A wise man once said, “At the doctor’s gate, many sick people wait.” People are not looking just for mandates and policies when they’re sick. What they seek is a trustworthy companion when the fear of illness knocks at their door.  While decisions in emergencies typically require protocols, it is the wise clinician that sees beyond statistics to the ‘whole’ patient with calm attentiveness.  We must be careful not to get caught treating data at the expense of people. Trust can only be generated when the standards of care that a doctor follows do not constrain the connections he makes with those who have come for help.  This is what I call real “participatory medicine”.

The legal pressures on physicians reach far beyond legislation however.  “Standards of Care” tend to preserve the status quo and do not encourage ‘thinking outside the box’. This can greatly limit our creativity in finding solutions to the problem at hand. But what’s more worrisome is how they tend to undermine the personal trust we’ve developed with our patients.

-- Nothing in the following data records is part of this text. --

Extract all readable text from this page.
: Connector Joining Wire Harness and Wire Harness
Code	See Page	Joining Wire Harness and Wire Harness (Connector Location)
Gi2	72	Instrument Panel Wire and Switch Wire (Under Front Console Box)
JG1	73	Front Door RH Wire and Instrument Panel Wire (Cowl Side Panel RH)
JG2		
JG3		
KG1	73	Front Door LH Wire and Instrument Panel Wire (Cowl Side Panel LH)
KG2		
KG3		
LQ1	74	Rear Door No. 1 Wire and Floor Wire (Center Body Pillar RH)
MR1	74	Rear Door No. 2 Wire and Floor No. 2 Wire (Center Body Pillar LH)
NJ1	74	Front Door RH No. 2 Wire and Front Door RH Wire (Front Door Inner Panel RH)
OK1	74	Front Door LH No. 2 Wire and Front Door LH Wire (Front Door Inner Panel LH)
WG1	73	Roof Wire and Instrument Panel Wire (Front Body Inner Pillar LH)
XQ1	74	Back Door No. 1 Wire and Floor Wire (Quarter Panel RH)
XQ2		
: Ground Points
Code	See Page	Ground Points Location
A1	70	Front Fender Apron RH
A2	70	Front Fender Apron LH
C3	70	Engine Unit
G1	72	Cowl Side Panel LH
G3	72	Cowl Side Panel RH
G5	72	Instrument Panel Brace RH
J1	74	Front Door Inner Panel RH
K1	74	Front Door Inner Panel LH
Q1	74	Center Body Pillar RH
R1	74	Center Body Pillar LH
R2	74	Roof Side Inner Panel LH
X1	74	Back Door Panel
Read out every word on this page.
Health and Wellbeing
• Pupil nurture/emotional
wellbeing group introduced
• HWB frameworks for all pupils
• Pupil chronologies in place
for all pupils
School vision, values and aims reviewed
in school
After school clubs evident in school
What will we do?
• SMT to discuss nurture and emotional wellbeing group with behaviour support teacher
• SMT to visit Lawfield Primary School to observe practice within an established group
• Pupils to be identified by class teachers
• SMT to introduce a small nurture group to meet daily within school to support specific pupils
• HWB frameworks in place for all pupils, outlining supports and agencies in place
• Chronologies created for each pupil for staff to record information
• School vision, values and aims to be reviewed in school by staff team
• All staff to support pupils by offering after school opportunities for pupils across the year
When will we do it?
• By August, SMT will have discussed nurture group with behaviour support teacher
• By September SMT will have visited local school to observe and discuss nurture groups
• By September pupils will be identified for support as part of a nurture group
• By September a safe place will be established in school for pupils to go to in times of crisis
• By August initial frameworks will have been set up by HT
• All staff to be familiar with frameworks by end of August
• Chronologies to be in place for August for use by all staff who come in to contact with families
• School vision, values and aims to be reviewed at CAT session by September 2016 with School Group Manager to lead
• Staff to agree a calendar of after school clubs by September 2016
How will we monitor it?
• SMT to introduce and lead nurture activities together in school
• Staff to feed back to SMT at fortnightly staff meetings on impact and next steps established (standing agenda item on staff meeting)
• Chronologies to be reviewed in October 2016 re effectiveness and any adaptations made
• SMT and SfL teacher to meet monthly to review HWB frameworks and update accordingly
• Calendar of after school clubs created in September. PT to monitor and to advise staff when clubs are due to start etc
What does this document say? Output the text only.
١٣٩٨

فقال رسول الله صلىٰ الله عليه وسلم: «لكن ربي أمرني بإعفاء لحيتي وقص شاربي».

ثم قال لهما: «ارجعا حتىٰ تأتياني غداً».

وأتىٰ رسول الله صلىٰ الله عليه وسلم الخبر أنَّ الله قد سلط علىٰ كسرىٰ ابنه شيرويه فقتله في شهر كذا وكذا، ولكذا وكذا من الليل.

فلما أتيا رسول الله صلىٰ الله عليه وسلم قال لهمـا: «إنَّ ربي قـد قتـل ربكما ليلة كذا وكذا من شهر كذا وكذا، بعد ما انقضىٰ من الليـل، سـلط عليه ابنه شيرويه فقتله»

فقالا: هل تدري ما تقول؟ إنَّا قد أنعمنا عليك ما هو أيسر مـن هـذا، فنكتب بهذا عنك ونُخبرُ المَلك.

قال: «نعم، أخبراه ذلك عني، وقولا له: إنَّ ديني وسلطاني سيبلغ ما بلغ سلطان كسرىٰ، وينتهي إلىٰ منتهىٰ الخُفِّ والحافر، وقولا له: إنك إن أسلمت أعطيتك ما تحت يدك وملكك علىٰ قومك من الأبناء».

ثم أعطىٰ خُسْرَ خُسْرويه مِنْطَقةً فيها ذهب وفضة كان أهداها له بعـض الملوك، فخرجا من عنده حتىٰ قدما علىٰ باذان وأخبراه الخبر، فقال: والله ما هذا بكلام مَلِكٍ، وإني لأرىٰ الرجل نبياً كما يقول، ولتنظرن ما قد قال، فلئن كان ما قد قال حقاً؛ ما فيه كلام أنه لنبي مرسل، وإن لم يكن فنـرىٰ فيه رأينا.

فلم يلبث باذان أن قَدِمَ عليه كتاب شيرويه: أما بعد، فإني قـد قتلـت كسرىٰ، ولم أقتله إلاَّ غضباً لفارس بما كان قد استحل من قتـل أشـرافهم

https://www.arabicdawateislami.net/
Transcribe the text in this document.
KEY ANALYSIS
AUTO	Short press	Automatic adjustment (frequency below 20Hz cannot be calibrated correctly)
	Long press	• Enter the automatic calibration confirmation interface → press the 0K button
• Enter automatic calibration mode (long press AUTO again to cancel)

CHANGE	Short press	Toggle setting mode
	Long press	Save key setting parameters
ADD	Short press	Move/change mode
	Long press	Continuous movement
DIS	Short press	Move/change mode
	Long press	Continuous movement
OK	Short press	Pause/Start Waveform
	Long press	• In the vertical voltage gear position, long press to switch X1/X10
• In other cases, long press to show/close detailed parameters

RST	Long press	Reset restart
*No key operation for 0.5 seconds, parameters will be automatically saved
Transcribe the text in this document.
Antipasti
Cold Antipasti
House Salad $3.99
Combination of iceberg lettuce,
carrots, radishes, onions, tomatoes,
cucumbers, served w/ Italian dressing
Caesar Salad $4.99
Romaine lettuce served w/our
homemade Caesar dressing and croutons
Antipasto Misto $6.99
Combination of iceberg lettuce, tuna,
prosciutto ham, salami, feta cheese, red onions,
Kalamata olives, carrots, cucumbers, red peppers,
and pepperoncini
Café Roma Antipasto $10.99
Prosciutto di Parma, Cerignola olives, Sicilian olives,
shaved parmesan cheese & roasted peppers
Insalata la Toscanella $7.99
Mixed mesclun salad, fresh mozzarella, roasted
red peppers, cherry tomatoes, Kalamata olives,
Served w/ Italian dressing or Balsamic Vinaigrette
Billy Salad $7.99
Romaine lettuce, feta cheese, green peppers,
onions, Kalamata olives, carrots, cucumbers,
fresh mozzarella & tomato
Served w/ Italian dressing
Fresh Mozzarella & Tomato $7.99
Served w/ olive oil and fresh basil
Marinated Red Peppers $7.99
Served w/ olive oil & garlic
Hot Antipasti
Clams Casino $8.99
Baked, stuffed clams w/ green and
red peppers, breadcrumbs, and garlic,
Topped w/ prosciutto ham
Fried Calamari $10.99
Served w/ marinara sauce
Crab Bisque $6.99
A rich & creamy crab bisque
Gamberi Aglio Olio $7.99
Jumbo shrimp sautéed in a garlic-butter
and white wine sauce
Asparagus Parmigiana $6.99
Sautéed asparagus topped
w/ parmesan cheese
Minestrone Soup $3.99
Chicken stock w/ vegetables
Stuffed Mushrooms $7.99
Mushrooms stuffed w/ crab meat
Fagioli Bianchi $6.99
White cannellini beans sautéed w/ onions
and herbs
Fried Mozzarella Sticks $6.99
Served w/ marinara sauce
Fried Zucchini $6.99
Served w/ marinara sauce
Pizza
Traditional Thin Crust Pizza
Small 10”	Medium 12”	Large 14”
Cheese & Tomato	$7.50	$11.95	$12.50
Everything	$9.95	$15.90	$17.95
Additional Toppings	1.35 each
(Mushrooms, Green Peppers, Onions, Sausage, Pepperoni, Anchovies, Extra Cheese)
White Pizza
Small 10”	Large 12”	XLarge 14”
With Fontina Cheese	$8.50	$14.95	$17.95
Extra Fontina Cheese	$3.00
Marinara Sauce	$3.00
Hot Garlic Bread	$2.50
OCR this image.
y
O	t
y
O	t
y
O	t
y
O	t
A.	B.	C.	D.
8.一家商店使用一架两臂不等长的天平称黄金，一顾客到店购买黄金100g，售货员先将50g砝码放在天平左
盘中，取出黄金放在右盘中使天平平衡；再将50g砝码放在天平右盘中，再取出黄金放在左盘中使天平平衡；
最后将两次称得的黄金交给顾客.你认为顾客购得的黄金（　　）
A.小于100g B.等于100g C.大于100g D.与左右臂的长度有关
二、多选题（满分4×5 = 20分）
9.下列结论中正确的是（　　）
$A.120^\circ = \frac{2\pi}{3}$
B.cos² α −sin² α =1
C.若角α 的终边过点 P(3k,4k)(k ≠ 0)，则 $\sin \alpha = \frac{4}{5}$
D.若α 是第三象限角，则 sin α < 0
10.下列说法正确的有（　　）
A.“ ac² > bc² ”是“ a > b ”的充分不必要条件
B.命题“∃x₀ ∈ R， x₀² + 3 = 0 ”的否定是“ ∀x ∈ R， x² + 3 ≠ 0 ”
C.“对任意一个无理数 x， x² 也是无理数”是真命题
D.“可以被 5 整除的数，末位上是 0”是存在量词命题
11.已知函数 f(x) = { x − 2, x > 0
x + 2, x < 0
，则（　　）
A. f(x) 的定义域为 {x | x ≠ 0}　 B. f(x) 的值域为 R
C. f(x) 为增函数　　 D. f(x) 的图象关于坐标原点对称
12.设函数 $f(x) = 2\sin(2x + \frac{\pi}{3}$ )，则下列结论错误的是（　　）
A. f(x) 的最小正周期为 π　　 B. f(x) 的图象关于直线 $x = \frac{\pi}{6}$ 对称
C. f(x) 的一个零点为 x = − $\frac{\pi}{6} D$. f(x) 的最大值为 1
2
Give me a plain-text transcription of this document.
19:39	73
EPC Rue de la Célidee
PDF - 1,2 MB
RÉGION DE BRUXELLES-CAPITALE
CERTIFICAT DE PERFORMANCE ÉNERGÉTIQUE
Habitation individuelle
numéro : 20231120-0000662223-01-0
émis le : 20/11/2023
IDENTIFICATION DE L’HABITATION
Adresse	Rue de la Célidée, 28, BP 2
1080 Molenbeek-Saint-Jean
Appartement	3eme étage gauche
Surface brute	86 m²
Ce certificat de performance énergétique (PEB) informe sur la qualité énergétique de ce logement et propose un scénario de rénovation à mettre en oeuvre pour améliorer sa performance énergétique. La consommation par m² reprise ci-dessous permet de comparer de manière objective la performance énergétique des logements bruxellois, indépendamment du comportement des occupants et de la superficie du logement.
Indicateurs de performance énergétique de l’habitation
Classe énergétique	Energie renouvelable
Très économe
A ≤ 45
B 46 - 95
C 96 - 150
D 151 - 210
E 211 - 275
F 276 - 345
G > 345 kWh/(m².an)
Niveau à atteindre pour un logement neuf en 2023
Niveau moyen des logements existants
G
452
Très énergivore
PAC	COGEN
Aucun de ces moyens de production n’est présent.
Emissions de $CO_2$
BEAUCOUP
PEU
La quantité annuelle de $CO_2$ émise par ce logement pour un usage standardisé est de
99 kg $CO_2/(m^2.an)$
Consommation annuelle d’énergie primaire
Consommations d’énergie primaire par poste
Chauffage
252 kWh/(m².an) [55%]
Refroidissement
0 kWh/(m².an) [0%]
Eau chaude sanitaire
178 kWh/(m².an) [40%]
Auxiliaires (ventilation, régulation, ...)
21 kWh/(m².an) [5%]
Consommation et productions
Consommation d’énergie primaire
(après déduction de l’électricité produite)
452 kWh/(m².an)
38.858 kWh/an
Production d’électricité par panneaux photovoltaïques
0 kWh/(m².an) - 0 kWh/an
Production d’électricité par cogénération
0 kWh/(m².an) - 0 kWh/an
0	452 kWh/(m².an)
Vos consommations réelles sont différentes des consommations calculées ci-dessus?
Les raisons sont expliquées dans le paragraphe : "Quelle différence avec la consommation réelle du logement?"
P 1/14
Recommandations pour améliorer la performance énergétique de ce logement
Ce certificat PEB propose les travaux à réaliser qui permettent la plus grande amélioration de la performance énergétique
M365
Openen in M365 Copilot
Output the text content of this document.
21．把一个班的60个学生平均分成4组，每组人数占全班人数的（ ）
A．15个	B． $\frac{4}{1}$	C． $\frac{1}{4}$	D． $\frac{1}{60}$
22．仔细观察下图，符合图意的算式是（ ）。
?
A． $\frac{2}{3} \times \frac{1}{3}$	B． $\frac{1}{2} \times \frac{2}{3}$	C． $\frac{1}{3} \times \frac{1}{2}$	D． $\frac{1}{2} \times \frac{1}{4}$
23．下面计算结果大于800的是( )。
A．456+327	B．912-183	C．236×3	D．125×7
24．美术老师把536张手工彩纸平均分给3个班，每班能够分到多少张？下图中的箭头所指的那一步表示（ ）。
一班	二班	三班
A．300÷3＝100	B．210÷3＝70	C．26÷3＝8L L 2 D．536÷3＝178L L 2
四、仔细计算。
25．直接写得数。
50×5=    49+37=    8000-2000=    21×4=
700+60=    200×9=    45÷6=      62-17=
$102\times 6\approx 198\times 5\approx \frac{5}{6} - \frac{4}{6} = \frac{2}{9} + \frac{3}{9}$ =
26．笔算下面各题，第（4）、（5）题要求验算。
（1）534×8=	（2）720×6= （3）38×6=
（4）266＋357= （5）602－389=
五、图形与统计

This can be very dangerous in a crisis.

Can we envision a standard of care that is not grounded in fear but rather in the mutual respect and trust between physician and patient?  Standards of care were meant to be rational guidelines, not tools to measure liability and yet that is exactly what they have become. Indeed this is why so many physicians are afraid to use alternative therapies in their practice. This merely creates a rather generic impersonal medical assessment though.  In an acute emergency like the flu, what we need (and what most of us want) is a personalized medicine that addresses the different affinities, strengths and weaknesses, of each individual.  A medicine that recognizes the amazing resilience of our immune system, embracing it as a kind of bridge to the outside world rather than a wall needing constant fortification.

The viral “xenophobia” we’re seeing now runs counter to the way we actually exist in nature. Our immune system is much more like a brain open for learning, being shaped by our environment than a military tank.  Perhaps it’s time we start looking at ways to make it more resilient rather than more resistant.  As I watch how “well” the children in my practice recovered from this past flu, the discussion with parents naturally turns to what lessons we’ve learned and what we can use from this in the coming year. This kind of dialogue seems personal and reasonable.  Ultimately that is what each family desires.

This is compassionate medicine. And it is rewarding to both patient and physician.